Comment définit-on la créativité ?
Depuis de nombreuses années, il existe un large débat rendant compte de la difficulté à définir la notion de créativité, notamment à cause de la diversité des domaines dans lesquels l’habileté à créer est nécessaire. En effet, la créativité est spontanément attribuée aux métiers dits « créatifs » tels que les graphistes, les stylistes, les artistes, les designers, etc… mais elle est aussi nécessaire au quotidien, pour chaque individu, dès lors qu’il est confronté à un problème pour lequel il n’est pas possible d’appliquer une solution déjà toute faite. Barron (1955) fut l’un des premiers à postuler que pour être considérée comme « originale », une idée devrait être à la fois « rare » comparée aux idées proposées par un échantillon de référence, et en adéquation avec le cadre dans lequel se situe le problème afin d’y répondre de manière réaliste. Après de nombreuses controverses et discussions, la définition communément acceptée de nos jours intègre deux critères très proches de ceux proposés initialement par Barron (Lubart et Sternberg, 2001 ; Nijstad, 2015) : une idée créative est une idée « rare » et « appropriée » (i.e. parfois défini comme « faisable » ou bien comme « utile »). Dès lors, le processus créatif peut être représenté comme un ensemble d’étapes, qui s’étalent sur un temps plus ou moins long, allant de la compréhension de la demande (consigne ou appel d’offre) jusqu’à la réalisation de l’idée générée pour y répondre.

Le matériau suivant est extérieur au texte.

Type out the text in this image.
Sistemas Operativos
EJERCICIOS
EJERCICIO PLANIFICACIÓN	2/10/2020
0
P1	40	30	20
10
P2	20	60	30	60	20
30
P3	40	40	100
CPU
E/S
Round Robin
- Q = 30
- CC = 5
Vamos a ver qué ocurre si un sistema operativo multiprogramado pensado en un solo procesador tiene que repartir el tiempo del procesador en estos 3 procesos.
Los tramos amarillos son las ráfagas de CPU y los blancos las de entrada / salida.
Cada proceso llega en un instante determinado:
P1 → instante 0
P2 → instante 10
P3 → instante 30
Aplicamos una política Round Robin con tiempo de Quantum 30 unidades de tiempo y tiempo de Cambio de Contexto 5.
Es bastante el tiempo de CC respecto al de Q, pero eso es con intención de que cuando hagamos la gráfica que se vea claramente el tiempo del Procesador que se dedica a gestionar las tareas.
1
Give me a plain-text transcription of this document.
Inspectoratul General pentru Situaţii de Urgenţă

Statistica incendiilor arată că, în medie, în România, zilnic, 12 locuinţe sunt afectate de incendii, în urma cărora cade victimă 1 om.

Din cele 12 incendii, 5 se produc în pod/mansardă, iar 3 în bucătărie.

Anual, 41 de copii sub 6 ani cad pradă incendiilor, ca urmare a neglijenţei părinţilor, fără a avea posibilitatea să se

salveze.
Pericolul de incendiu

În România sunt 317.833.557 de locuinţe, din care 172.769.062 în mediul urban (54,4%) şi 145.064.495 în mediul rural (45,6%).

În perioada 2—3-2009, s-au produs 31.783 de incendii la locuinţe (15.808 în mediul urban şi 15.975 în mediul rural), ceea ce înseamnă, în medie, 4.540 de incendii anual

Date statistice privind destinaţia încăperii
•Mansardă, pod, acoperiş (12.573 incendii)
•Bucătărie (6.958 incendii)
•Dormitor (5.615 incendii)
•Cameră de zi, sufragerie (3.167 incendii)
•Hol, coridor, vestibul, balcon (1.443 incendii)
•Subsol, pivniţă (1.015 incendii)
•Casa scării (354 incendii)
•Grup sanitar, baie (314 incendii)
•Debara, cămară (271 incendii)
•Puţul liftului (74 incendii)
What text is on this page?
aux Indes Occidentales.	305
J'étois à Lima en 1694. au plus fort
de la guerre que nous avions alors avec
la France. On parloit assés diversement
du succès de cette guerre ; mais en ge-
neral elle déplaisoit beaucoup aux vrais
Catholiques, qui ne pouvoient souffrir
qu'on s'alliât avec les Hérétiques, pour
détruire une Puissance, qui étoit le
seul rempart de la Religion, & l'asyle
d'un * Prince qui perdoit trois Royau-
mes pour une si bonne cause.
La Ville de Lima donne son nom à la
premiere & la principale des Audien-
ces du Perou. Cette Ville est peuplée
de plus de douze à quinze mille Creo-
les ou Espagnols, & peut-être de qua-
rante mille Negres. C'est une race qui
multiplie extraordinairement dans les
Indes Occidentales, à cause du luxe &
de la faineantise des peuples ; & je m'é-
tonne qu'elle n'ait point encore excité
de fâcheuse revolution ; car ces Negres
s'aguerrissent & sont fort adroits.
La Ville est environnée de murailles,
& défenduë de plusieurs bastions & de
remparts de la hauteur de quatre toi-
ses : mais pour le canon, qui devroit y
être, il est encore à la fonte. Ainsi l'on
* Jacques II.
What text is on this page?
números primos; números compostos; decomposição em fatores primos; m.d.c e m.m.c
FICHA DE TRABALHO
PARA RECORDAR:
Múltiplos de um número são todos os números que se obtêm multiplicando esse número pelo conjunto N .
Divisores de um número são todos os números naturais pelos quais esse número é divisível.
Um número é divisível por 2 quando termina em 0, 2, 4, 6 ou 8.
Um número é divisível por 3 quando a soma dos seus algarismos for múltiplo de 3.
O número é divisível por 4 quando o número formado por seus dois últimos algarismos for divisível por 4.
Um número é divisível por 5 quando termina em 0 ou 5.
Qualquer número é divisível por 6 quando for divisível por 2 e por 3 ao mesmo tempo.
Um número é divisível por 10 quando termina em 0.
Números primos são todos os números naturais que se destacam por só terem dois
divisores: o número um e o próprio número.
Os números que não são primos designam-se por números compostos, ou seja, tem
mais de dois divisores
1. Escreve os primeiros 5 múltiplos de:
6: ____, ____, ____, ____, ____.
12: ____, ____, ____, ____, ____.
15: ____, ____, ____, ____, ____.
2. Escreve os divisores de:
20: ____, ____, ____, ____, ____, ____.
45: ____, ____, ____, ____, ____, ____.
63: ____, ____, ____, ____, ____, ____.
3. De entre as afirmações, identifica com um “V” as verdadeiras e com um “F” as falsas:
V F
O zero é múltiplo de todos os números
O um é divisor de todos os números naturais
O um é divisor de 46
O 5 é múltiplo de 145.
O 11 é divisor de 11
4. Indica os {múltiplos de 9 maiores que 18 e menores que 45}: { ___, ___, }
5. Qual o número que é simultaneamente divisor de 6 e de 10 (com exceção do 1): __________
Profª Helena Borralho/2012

Qu’est-ce que le processus créatif ?
Initialement, Wallas (1926) a modélisé le processus créatif en quatre étapes : la première étape, la phase de préparation, correspond à des analyses préliminaires du problème permettant de définir la demande. Elle laisse place à la deuxième étape qu’est l’incubation, définie comme une période de relaxation pendant laquelle l’individu peut générer inconsciemment de nouvelles associations lointaines entre différents concepts. Vient ensuite l’illumination, qui correspond à la prise de conscience soudaine du travail effectué lors de la période d’incubation. Enfin, la dernière étape du processus créatif est une phase de vérification, dans laquelle l’individu évalue ses idées, les affine, puis choisit d’en développer une parmi toutes celles générées. Depuis cette première modélisation, de nombreux auteurs ont mis en évidence que ces quatre étapes n’étaient pas suffisantes pour représenter la complexité du processus créatif, et qu’il était tout à fait possible d’ajouter d’autres étapes en subdivisant encore celles présentées ci-dessus. Quoi qu’il en soit, l’individu passerait par de nombreuses étapes, tout en revenant sur certaines si nécessaire. Une fois les différentes idées générées, il conviendra de les évaluer, d’en choisir certaines, d’en affiner l’élaboration, et de les modifier afin d’en réaliser une en phase finale (Lubart, 2001).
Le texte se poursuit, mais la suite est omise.